We are deeply saddened and outraged by the senseless and brutal killings of Ahmaud Arbery, Breonna Taylor, and George Floyd, the latest victims in a long history of the violent devaluation and evisceration of Black lives in the United States and globally. We mourn the loss of these and countless other people of color who have been killed by racialized violence in our policing and criminal justice systems. The Environmental and Sustainability Studies Program affirms its solidarity with the Black Lives Matter movement and joins their voices in demanding justice for Black and Brown people in the United States.
These events, together with the ongoing COVID-19 pandemic, cast stark new light on the racism and inequality that remain deeply embedded in U.S. society. This systemic injustice and marginalization is as prevalent within the environmental movement as it is in other aspects of life: both historical and present-day social injustices have left people of color much more exposed than others to many types of environmental health hazards. We commit to further the radical transformation that recent events have set off by working to dismantle systems of inequality, injustice, and oppression in the environmental sphere. We believe BIPOC (Black Indigenous and People of Color) voices have been disregarded and silenced for too long. They deserve a seat at society’s table to shape understandings of and agendas for justice, restoration, and reparations for environmental harms. Their voices and cultural values are crucial to saving the planet and creating a more equitable future. We believe in a genuine alliance, one that is neither self-serving nor performative but instead brings about real change. To everyone who has felt ignored in this movement, we say that we see you, we have work to do to educate ourselves, and will join with you to ensure that your voice for a more sustainable and just future is magnified and heard.
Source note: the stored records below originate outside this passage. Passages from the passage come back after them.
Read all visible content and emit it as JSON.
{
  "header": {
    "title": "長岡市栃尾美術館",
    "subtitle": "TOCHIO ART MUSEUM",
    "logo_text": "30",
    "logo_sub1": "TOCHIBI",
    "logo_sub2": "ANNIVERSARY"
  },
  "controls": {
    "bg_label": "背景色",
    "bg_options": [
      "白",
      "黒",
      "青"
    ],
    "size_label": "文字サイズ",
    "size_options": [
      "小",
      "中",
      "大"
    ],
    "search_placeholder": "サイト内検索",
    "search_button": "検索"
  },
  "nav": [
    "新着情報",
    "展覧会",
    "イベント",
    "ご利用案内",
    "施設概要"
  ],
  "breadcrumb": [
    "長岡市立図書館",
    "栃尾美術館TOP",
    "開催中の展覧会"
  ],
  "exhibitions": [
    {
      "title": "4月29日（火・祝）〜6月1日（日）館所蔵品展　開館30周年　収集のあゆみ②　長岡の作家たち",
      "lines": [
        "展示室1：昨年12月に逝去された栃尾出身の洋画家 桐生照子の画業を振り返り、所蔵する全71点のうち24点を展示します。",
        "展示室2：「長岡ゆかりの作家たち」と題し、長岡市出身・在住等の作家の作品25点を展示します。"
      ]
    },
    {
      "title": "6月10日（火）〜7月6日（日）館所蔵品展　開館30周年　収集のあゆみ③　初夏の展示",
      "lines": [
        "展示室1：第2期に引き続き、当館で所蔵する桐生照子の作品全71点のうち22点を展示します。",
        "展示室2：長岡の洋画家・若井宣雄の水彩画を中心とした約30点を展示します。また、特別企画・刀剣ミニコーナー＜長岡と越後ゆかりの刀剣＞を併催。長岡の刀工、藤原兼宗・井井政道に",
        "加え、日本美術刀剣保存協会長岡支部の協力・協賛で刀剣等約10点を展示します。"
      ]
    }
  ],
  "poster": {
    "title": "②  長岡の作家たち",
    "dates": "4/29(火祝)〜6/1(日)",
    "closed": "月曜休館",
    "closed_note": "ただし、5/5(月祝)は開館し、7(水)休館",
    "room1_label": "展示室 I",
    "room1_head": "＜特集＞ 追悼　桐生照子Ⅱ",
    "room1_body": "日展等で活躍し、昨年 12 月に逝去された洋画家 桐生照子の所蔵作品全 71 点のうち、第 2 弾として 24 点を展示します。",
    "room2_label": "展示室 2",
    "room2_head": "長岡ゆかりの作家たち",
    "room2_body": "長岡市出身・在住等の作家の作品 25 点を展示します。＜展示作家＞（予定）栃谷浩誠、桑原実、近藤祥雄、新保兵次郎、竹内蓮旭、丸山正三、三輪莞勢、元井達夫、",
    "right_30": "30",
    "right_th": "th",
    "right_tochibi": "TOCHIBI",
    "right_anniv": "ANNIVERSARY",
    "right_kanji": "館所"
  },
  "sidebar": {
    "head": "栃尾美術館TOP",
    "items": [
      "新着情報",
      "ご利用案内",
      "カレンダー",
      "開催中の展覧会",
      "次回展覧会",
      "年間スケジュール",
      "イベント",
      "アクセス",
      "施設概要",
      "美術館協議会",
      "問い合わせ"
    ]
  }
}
To this end, we propose the following steps forward:
- On-campus programming that highlights environmental (in)justice and includes people of color from the community (and makes connections to local media);
- Connecting with local environmental groups, such as the Lexington Environmental Youth Outreach (LEYO) Program established by ENS Alumni, who represent people of color to support their efforts and encourage student and faculty involvement;
- Continue to offer ENS courses, in addition to Race, Food, and Environment (ENS 300) and Gender and Environment (ENS 300), that specifically focus on these important issues related to race and the environment;
- Seek UK administration to authorize a new faculty hire who specializes in these topics and who will split his/her/their time between ENS and a particular department;
- Create a mentorship program that connects BIPOC professionals and community members with current students and alumni.